Python Local sc.super_func

import supercode as sc

def mode_min_tie(a: list[int]) -> int:
    # Return the most frequent element; if there is a tie, return the smallest value.
    return sc.super_func(int, a)

print(mode_min_tie([3, 1, 3, 1, 1]))

• Run Python SuperCode source files with super file.py.
• Plain python file.py will fail unless a generated registry already exists.
• Runtime dispatch does not call the LLM.

IDE Support

super init

This generates:

• supercode.toml
• .clangd
• pyrightconfig.json
• .supercode/include/supercode_ide.h

Notes:

• Run super init --force if you have older generated config files.
• Restart clangd / pyright after super init --force.
• .clangd uses packaged include paths.
• pyrightconfig.json adds runtime and generated paths.

IDE Troubleshooting

If clangd still reports supercode.h file not found, Type specifier, or undeclared function:

1. Re-run:

super init --force

2. Restart clangd / your LSP client.

3. Confirm that .clangd uses absolute packaged include paths.

4. For Python IDE support, confirm that pyrightconfig.json contains:

   • .
   • .supercode/bindings/python
   • .supercode/py_impl
   • the SuperCode runtime package path

5. If Python still reports import not found, restart pyright / basedpyright / your Python LSP.
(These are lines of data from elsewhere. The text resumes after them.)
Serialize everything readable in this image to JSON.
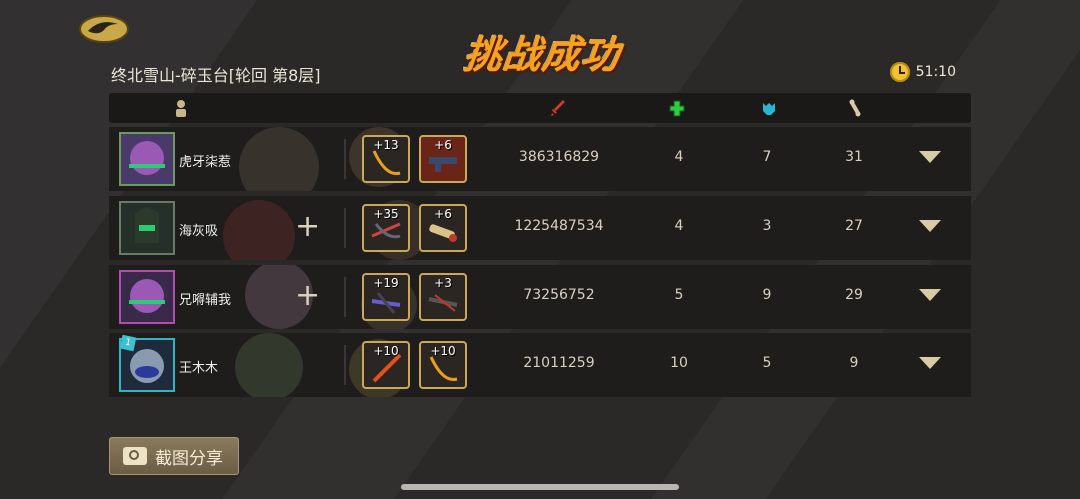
{
  "header": {
    "title": "挑战成功",
    "level": "终北雪山-碎玉台[轮回 第8层]",
    "timer": "51:10"
  },
  "columns": {
    "player_icon": "person-icon",
    "damage_icon": "sword-icon",
    "heal_icon": "green-cross-icon",
    "tank_icon": "wolf-icon",
    "bone_icon": "bone-icon"
  },
  "players": [
    {
      "name": "虎牙柒惹",
      "items": [
        {
          "level": "+13"
        },
        {
          "level": "+6"
        }
      ],
      "damage": "386316829",
      "heal": "4",
      "tank": "7",
      "bone": "31",
      "has_plus": false
    },
    {
      "name": "海灰吸",
      "items": [
        {
          "level": "+35"
        },
        {
          "level": "+6"
        }
      ],
      "damage": "1225487534",
      "heal": "4",
      "tank": "3",
      "bone": "27",
      "has_plus": true
    },
    {
      "name": "兄嘚辅我",
      "items": [
        {
          "level": "+19"
        },
        {
          "level": "+3"
        }
      ],
      "damage": "73256752",
      "heal": "5",
      "tank": "9",
      "bone": "29",
      "has_plus": true
    },
    {
      "name": "王木木",
      "items": [
        {
          "level": "+10"
        },
        {
          "level": "+10"
        }
      ],
      "damage": "21011259",
      "heal": "10",
      "tank": "5",
      "bone": "9",
      "has_plus": false
    }
  ],
  "footer": {
    "share_label": "截图分享"
  },
  "colors": {
    "accent": "#f7a21b",
    "row_bg": "#1e1d1c",
    "button": "#7a6b50"
  }
}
6. Validate syntax directly:

clang -fsyntax-only \
  -I"$PWD/include" \
  -I"$PWD/.supercode/include" \
  -DSUPERCODE_IDE=1 \
  -include "$PWD/.supercode/include/supercode_ide.h" \
  examples/c_export_func/main.c

clang++ -std=c++17 -fsyntax-only \
  -I"$PWD/include" \
  -I"$PWD/.supercode/include" \
  -DSUPERCODE_IDE=1 \
  -include "$PWD/.supercode/include/supercode_ide.h" \
  examples/cpp_class/main.cpp

What SuperCode Does Not Do

• It does not rewrite source files.
• It does not copy full source files into .supercode.
• It does not fix syntax errors.
• It does not make bare gcc, g++, or python understand SuperCode holes.
• Use super, not bare compilers/interpreters, for files containing SuperCode holes.
• It is not a production compiler.

Current Support Matrix

Supported:

• C local super_func
• C super_export_func
• C super_struct
• C++ super_class
• Python local sc.super_func
• Python ctypes binding for exported C functions
• clangd / pyright initialization through super init

Not yet supported or still experimental:

• CUDA
• Rust
• Java
• full supermake
• complex multi-file projects
• complex C/C++ macros/templates
• production use

Boundaries

• SuperCode does not modify user source files.
• SuperCode does not copy full source files into .supercode.
• .supercode/impl contains generated implementation units only.
• super init does not call an LLM and does not generate implementations.
• The manifest stores locations, hashes, generated symbols, and generated file paths, not raw source lines.
• Generated implementations do not include user source files.
• Generated implementations do not copy user wrapper functions.
• AI generation is limited to explicit holes.